Grève: ce que dit la nouvelle loi

En parallèle avec la grève nationale, 4.000 infirmiers et techniciens de santé ont participé, ce jeudi 11 mai 2023, à un sit-in devant le parlement, afin de réclamer la justice salariale.

Revue de presseAprès des décennies de gestation, la loi organique fixant les conditions et modalités d’exercice du droit de grève entre finalement en vigueur. Élargissant son champ d’application tout en instaurant un cadre procédural strict, ce texte fondateur suscite autant d’espoirs que de réserves. Cet article est une revue de presse tirée d’Al Ahdath Al Maghribia.

Le 18/09/2025 à 20h32

Prévue dès la première Constitution du Royaume dans les années soixante, la loi organique fixant les modalités et les conditions d’exercice du droit de grève sort enfin de l’ombre. Publiée au Bulletin officiel le 24 mars 2025, elle entrera en vigueur la semaine prochaine, venant combler un vide juridique vieux de plusieurs décennies.

La loi 97-15 définit avec précision les procédures, les délais, les garanties, les sanctions et les interdictions encadrant ce droit fondamental, rapporte Al Ahdath Al Maghribia du vendredi 19 septembre.

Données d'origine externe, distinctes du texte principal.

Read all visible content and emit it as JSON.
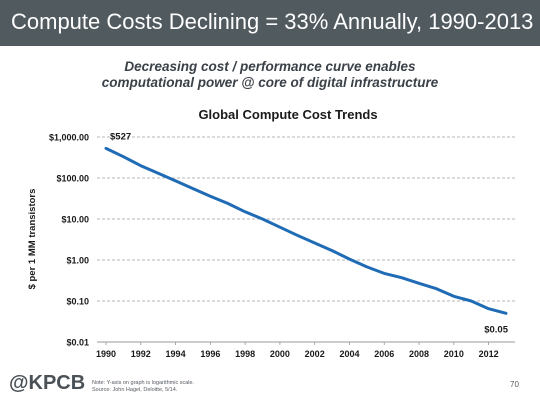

Le gouvernement souligne que la disposition la plus significative de cette loi réside dans la clarification et l’élargissement de la définition même de la grève. Désormais, le droit de cesser le travail ne se limite plus à la défense d’intérêts professionnels directs et matériels.

Deux amendements substantiels l’étendent explicitement à la défense des intérêts indirects des travailleurs, légalisant ainsi clairement les grèves solidaires et politiques et à la défense des intérêts moraux (tels que la dignité ou les libertés syndicales). Du coup, cette loi aligne la législation marocaine sur les standards de l’Organisation internationale du travail (OIT).

Alors que les versions antérieures le restreignaient aux salariés du privé et aux fonctionnaires, il est désormais accordé aux professionnels de toutes catégories, aux travailleurs domestiques ainsi qu’aux travailleurs indépendants et non-salariés. De même, l’initiative de l’appel à la grève n’est plus l’apanage des seuls syndicats les plus représentatifs. Les syndicats moins représentatifs y sont aussi autorisés, à la condition expresse d’avoir participé aux élections des représentants du personnel.

Si le champ est élargi, l’exercice du droit est soumis à une procédure rigoureuse qui, selon certains observateurs, pourrait en complexifier la pratique. Dans le secteur privé, l’appel doit émaner d’une «commission de grève» devant recueillir l’accord préalable de 25% du personnel, puis être validé en assemblée générale par 35% des effectifs.

Des délais de préavis stricts sont imposés: 7 jours pour le privé (3 jours en cas de danger imminent) et 15 jours renouvelables pour le public. Les délais de notification pour ce dernier ont été réduits de 15 à 5 jours, excepté pour la grève générale.

La loi interdit strictement à l’employeur toute entrave au droit de grève, notamment le licenciement des grévistes ou leur remplacement par des sous-traitants. En contrepartie, elle confère au chef du gouvernement le pouvoir d’interdire ou de suspendre une grève en cas de catastrophe naturelle ou de crise nationale menaçant l’ordre public ou les droits des citoyens, relaie Al Ahdath Al Maghribia.

Malgré ces avancées, les syndicats dénoncent le rejet par le gouvernement d’amendements qu’ils jugent essentiels. Leurs principales critiques portent sur la criminalisation de l’occupation des lieux de travail, la possibilité de retenues sur salaire des grévistes – un point particulièrement sensible lorsque la grève porte sur le non-paiement des salaires – et d’autres modifications qu’ils estiment nécessaires pour garantir un exercice serein et effectif du droit de grève sans entraves.